Food Chains & Food Webs
Where do living things get energy from? The sun provides the primary source of energy for life on earth. Organisms also get energy from other plants and animals. Animals that eat plants for food may in turn become food for other animals. This sequence is called a food chain.
Most animals are part of more than one food chain and eat more than one kind of food in order to meet their food and energy requirements. These interconnected food chains form a food web. The types of organisms involved in a food chain are producers, consumers (including herbivores, carnivores, omnivores, parasites, and scavengers), and decomposers. |
CarnivoresAnimals that only eat OTHER ANIMALS are called carnivores. ***Think of them as meat eaters!

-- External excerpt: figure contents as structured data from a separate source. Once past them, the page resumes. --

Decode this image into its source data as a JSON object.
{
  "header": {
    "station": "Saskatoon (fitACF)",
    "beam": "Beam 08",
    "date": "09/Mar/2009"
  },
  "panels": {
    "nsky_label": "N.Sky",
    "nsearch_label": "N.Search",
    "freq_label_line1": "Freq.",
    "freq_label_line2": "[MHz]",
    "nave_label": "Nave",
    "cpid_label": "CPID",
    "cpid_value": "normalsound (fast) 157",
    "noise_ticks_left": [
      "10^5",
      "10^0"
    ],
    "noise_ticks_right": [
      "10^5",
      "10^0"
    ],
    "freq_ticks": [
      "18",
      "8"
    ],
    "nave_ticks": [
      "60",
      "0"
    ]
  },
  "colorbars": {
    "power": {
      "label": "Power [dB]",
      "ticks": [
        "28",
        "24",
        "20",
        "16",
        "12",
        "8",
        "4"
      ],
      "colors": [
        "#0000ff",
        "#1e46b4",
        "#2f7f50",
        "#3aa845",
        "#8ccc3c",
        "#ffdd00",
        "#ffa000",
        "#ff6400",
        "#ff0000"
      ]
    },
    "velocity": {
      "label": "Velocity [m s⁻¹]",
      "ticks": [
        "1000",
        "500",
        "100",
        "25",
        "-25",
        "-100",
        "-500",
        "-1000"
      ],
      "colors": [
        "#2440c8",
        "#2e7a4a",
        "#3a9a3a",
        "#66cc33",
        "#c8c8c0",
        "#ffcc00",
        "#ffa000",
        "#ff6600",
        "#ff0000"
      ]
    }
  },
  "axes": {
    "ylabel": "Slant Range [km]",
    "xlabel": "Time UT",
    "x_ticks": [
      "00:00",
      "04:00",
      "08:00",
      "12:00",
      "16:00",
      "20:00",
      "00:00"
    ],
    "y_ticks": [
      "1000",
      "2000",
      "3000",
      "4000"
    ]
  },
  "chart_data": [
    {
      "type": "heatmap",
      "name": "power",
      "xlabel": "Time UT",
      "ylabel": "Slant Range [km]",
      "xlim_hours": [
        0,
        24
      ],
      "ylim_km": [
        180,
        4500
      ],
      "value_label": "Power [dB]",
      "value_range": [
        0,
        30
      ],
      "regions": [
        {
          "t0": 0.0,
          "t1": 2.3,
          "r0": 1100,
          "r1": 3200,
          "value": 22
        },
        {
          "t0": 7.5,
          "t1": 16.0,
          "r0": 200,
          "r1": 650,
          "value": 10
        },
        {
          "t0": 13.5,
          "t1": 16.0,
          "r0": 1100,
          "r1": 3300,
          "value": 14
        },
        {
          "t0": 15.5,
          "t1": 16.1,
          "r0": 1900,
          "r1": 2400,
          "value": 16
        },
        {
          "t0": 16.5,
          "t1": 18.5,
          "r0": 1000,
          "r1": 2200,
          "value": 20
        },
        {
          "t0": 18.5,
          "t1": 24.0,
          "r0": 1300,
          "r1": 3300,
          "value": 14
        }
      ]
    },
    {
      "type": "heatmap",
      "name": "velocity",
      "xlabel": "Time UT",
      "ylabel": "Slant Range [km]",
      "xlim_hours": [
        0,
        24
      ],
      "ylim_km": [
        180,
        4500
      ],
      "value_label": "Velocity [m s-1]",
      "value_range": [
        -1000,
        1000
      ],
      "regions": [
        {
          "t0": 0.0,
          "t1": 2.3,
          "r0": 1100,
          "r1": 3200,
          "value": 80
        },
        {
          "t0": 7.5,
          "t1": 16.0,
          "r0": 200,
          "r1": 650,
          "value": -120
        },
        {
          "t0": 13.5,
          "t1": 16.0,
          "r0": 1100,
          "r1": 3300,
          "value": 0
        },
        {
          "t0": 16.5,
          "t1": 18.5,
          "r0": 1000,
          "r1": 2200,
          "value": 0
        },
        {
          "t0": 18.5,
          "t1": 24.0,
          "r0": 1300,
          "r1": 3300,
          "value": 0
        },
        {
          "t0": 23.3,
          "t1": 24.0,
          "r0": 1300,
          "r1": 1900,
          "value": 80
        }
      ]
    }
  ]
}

Carnivores that eat herbivores are called secondary consumers. (i.e. Wolves are carnivores that eat rabbits which eat plants.) Carnivores that eat other carnivores are called tertiary consumers. (i.e. Killer whales eat seals which eat smaller fish which eat plankton.) |
Example of a Food Web |
Example of a Food Chain |
Transfer of Energy Through the Food Chain
As energy is transferred from one organism to another, the amount of energy available at the next level becomes less and less. For example, when a herbivore eats, only a fraction of the energy (that it gets from plant food) becomes new body mass; the rest of the energy is lost as waste or used up by the herbivore to carry out its life processes (i.e., movement, digestion, reproduction). Therefore, when the herbivore is eaten by a carnivore, it passes only a small amount of total energy (that it has received) to the carnivore. Of the energy transferred from the herbivore to the carnivore, some energy will be "wasted" or "used up" by the carnivore. The carnivore then has to eat many herbivores to get enough energy to grow. The further along the food chain you go, the less food (and hence energy) remains available. The food chain is an inefficient system.
Energy Pyramid
This energy pyramid shows many plants providing food and energy to giraffes. As you go up, there are fewer giraffes than plants and even fewer lions than giraffes. As you continue along the food chain, fewer consumers exist. A large mass of living things at the base is needed to support a few at the top. Many herbivores are needed to support a few carnivores.